Anais raises a hand swiftly to her mouth, but she isn't quite fast enough to stifle her laugh, and there's no hiding the crinkling at the corners of her eyes. "That was terrible," she murmurs through her hand, trying to look accusing. "/Terrible/." Slowly she lowers her hand once more, only a faint smile lingering on her features. "We shall do what we can, Ser Gedeon," she promises. "I think we all want to find the truth in this."
Gedeon ducks his head, duly chastised, save that the corners of his lips cannot help but curl upwards. "I am sorry, my lady. I am a bad, bad knight." Clearing his throat and straightening again as that smile eases away, he offers Anais another small bow. "My thanks, Lady Banefort, for any help you offer. Your kindness means much."

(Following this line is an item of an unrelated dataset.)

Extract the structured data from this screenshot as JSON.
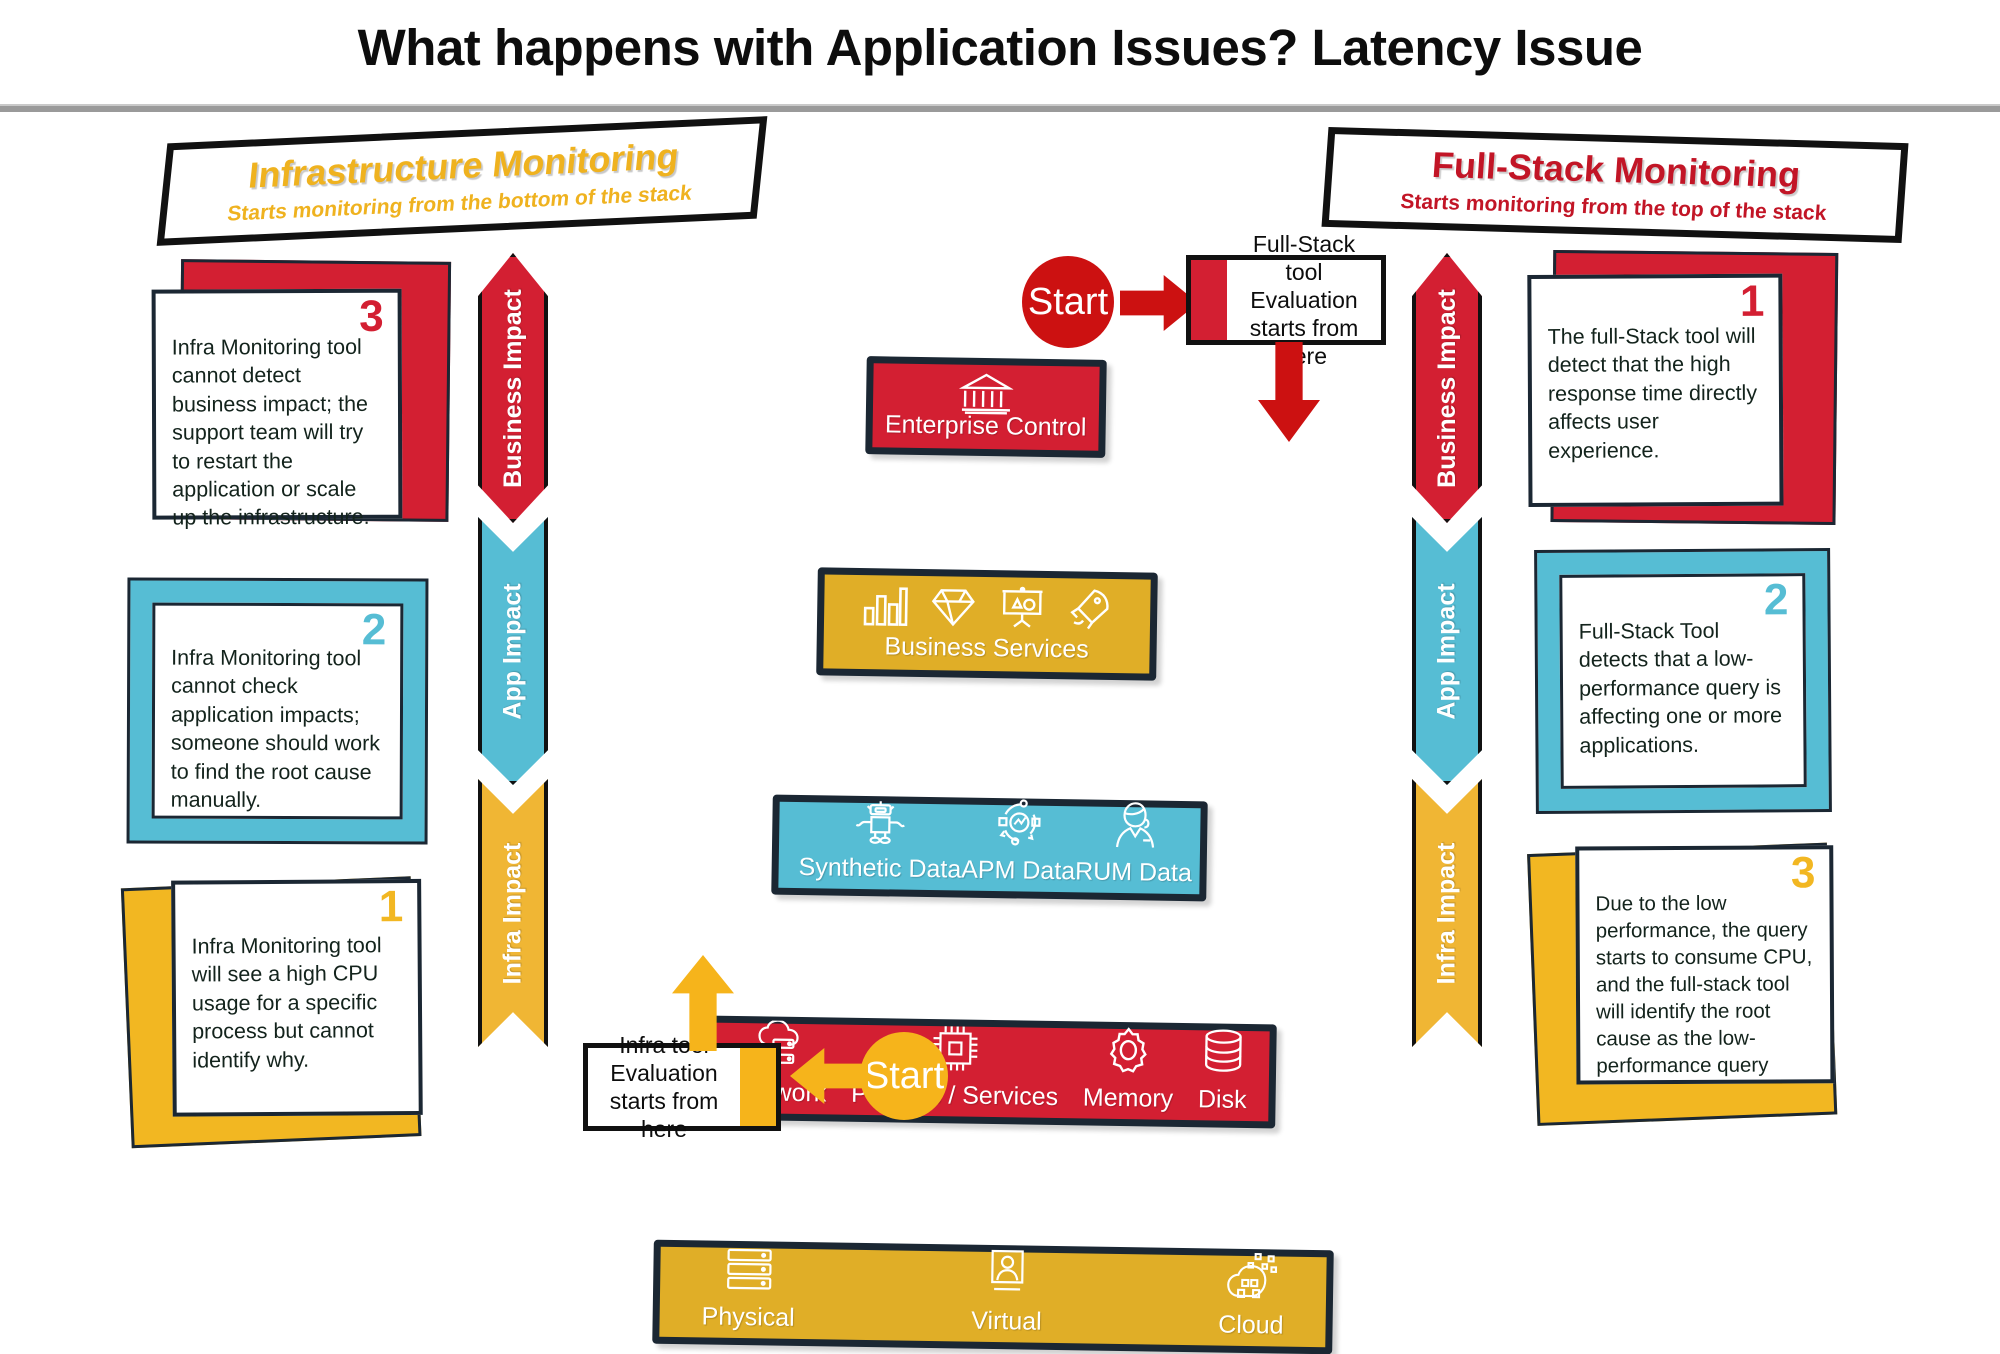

"Well. If you were conceived at the Banefort, then I suppose we've something in common, haven't we?" Anais smiles easily to the young knight, turning toward the stairs down from the roof. "Wherever you ended up from there. Just be careful, Ser Gedeon," she advises as the Banefort guard falls in with her.
That calls up a surprised laugh from Gedeon as he trails after Anais to head back down. "So we may, Lady Banefort. Thank you, I will be."